Written by Raveesh Kumar. (To read the blog article in Kannada – Click here)

Pawan Kumar’s Film Workshop

I had set my expectations low when I registered for Pawan Kumar’s film workshop. It was primarily because of the disappointments I had after attending couple of workshops earlier. But few minutes into Pawan’s workshop and my perceptions about these workshops were going to change. Pawan calls his workshop – How to make films in Poverty when Rich with Ideas. I realized why it is named so at the end of the workshop.
Why should I make films? : The workshop begins with looking answers for this question. But if you get more deeper, you would like to ask yourself – why would you narrate any incident?  Is it because it is unique or is it because it is emotional or funny? Don’t we get to see glimpses of our personal experiences in a story which can be fictional or factual? Discussions begin on these lines.
How a film is made? : A personal disturbance gives rise to an idea which transforms itself into a story. Story takes form of a script and then, screenplay. It is amazing seeing this metamorphosis of a simple idea. Pawan presents this surprising process in a commendable way. While doing so, Pawan engages the participants of the workshop in discussions as well as helps in transforming their ideas into a script.

Pawan Kumar with participants of the film workshopObjectivity : One question which comes to mind while attending any creative workshop is how do you judge the quality of a creative work? Pawan resolves this problem elegantly. He has a set of questions through which participants can check the viability of their idea. If one gets satisfactory answers to these questions, then you have passed the preliminary test. I felt these questions can be used to judge the quality of any creative form which narrates a story. For example, a good documentary will also contain twists just like a good feature film.  One more thing to worry in these workshops is – due to different perceptions about a creative work discussions may deviate from the main agenda. Although there were occasions where there could have been such deviations, Pawan kept guard against these by closely monitoring the talks. Usually organizers also try to push their thinking but there were no such issues in this workshop. Then, if you look at the way Pawan explain a scene, he brings live examples like the scenes from his earlier short movies or from the films he has worked on.


Shooting a scene : I was very impressed by the way Pawan explained the shooting of a scene. One can go to any lengths talking about this topic. But Pawan knows the current capabilities of the participants. So, accordingly he teaches the essential things of shooting.
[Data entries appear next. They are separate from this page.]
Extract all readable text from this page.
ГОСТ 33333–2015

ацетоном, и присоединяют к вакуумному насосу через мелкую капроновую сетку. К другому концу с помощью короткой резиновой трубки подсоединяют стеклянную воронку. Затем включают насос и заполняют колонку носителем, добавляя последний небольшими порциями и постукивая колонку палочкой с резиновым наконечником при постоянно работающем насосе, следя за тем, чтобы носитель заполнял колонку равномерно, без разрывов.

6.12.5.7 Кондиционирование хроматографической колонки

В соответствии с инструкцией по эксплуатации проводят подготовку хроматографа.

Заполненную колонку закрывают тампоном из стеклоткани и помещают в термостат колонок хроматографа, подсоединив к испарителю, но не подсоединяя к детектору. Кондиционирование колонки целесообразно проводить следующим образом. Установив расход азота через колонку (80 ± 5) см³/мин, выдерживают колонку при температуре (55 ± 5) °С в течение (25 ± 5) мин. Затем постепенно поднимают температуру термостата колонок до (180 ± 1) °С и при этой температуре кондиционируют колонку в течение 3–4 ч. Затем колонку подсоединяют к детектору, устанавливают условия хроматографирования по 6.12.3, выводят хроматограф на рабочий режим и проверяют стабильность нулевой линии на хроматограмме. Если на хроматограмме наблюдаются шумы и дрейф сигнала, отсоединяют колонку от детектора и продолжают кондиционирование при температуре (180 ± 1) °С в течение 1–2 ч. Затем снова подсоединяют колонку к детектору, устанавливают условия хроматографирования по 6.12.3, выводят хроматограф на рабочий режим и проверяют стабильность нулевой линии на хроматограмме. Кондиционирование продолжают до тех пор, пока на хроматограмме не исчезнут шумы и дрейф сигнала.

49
We came to know about the technical and logical aspects. This technique was so powerful that we felt whether so much preparation and hard work is required for a scene which lasts few seconds. But we soon realized that it is very much needed to make a good short movie. In the end, when we finished the shooting, we felt satisfied realizing that we had done a decent job in our first attempt.
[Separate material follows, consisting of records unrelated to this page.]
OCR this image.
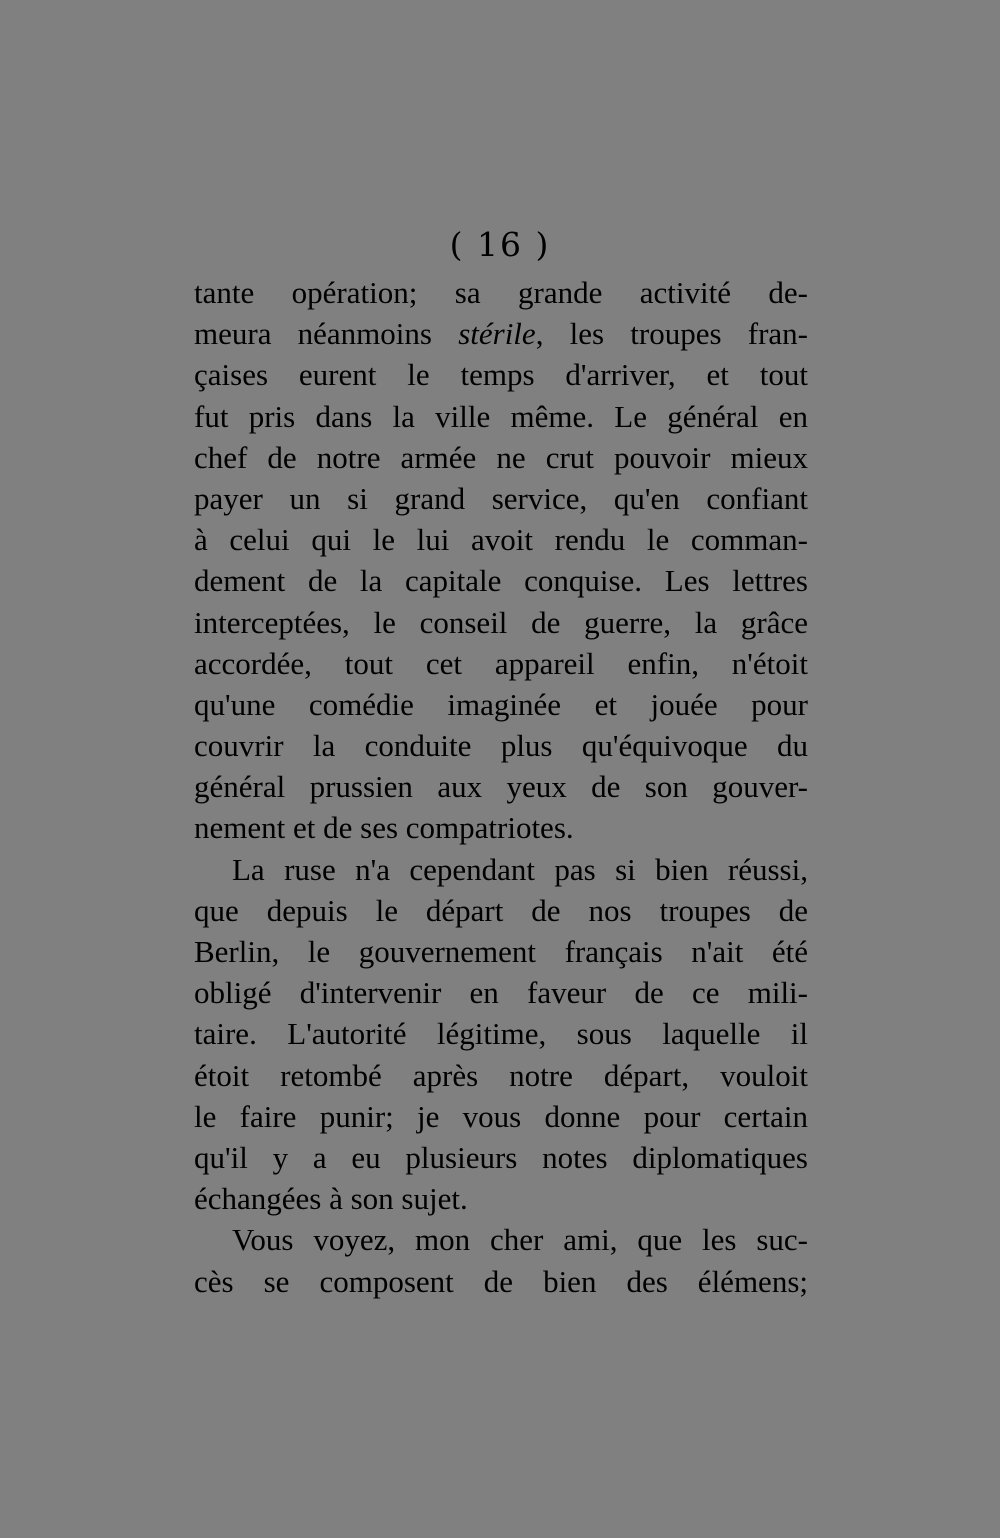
( 16 )
tante opération; sa grande activité de-
meura néanmoins stérile, les troupes fran-
çaises eurent le temps d'arriver, et tout
fut pris dans la ville même. Le général en
chef de notre armée ne crut pouvoir mieux
payer un si grand service, qu'en confiant
à celui qui le lui avoit rendu le comman-
dement de la capitale conquise. Les lettres
interceptées, le conseil de guerre, la grâce
accordée, tout cet appareil enfin, n'étoit
qu'une comédie imaginée et jouée pour
couvrir la conduite plus qu'équivoque du
général prussien aux yeux de son gouver-
nement et de ses compatriotes.
La ruse n'a cependant pas si bien réussi,
que depuis le départ de nos troupes de
Berlin, le gouvernement français n'ait été
obligé d'intervenir en faveur de ce mili-
taire. L'autorité légitime, sous laquelle il
étoit retombé après notre départ, vouloit
le faire punir; je vous donne pour certain
qu'il y a eu plusieurs notes diplomatiques
échangées à son sujet.
Vous voyez, mon cher ami, que les suc-
cès se composent de bien des élémens;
Inspiring : I believe that one important thing a dedicated student expects  from his teacher is inspiration. Once he gets the backing, there is no limit for possibilities. In this regard, I felt the workshop was quiet relevant. Pawan in his talk, quotes great directors and movies from world cinema. He explains why some films are considered best. I think this should be enough for a guy with an open mind to get inspired. Along with this, Pawan remembers his struggle in the film industry in the last decade. For those who day dream about making it big in films, this should serve as an eye opener. One also does not repent for not getting into films after seeing how things work here. They try to introspect and conclude whether they fit the bill or not. Pawan also stresses this point. That reminds me of Kannada writer Shivarama Karanth’s autobiography ‘Huchchu Manassina Hattu Mukhagalu‘. Karanth tried his hand in several forms of art and literature. He says he tried so because he wanted to know what are the fields he can excel. He also had the same confusions which the youth of today have.
After effects : The night after the 2-day workshop was over, I was watching TV. The workshop had changed the way I look at movies. That night Star Movies was telecasting The Social Network. It had won an Oscar for best film editing. I started thinking why it had won the coveted prize. I started analyzing serials, short movies and even ads!  It will not be the same next time I watch a movie in the theater. I have now started feeling that I know bit more! Thanks Pawan for that realization!
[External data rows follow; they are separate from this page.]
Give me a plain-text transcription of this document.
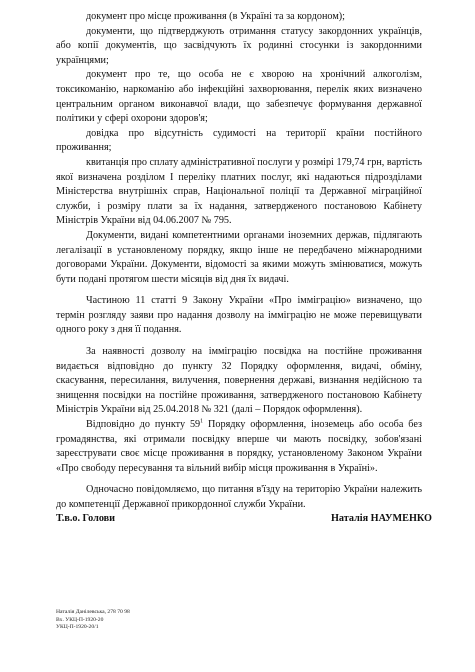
документ про місце проживання (в Україні та за кордоном);

документи, що підтверджують отримання статусу закордонних українців, або копії документів, що засвідчують їх родинні стосунки із закордонними українцями;

документ про те, що особа не є хворою на хронічний алкоголізм, токсикоманію, наркоманію або інфекційні захворювання, перелік яких визначено центральним органом виконавчої влади, що забезпечує формування державної політики у сфері охорони здоров'я;

довідка про відсутність судимості на території країни постійного проживання;

квитанція про сплату адміністративної послуги у розмірі 179,74 грн, вартість якої визначена розділом I переліку платних послуг, які надаються підрозділами Міністерства внутрішніх справ, Національної поліції та Державної міграційної служби, і розміру плати за їх надання, затвердженого постановою Кабінету Міністрів України від 04.06.2007 № 795.

Документи, видані компетентними органами іноземних держав, підлягають легалізації в установленому порядку, якщо інше не передбачено міжнародними договорами України. Документи, відомості за якими можуть змінюватися, можуть бути подані протягом шести місяців від дня їх видачі.

Частиною 11 статті 9 Закону України «Про імміграцію» визначено, що термін розгляду заяви про надання дозволу на імміграцію не може перевищувати одного року з дня її подання.

За наявності дозволу на імміграцію посвідка на постійне проживання видається відповідно до пункту 32 Порядку оформлення, видачі, обміну, скасування, пересилання, вилучення, повернення державі, визнання недійсною та знищення посвідки на постійне проживання, затвердженого постановою Кабінету Міністрів України від 25.04.2018 № 321 (далі – Порядок оформлення).

Відповідно до пункту $59^1$ Порядку оформлення, іноземець або особа без громадянства, які отримали посвідку вперше чи мають посвідку, зобов'язані зареєструвати своє місце проживання в порядку, установленому Законом України «Про свободу пересування та вільний вибір місця проживання в Україні».

Одночасно повідомляємо, що питання в'їзду на територію України належить до компетенції Державної прикордонної служби України.

Т.в.о. Голови	Наталія НАУМЕНКО
Наталія Данілевська, 278 70 98
Вх. УКЦ-П-1920-20
УКЦ-П-1920-20/1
Miscellaneous : Pawan had written in his e-mail before the workshop saying the first day of the workshop would be full of theory. But it did not get me bored! Also, he had told that we will be shooting the next day. I was apprehensive about this thinking whether we will be capable of shooting by that time. To my surprise, we were ready for shooting with all the gear next morning! Kudos to Pawan Kumar for making us realize our potentials.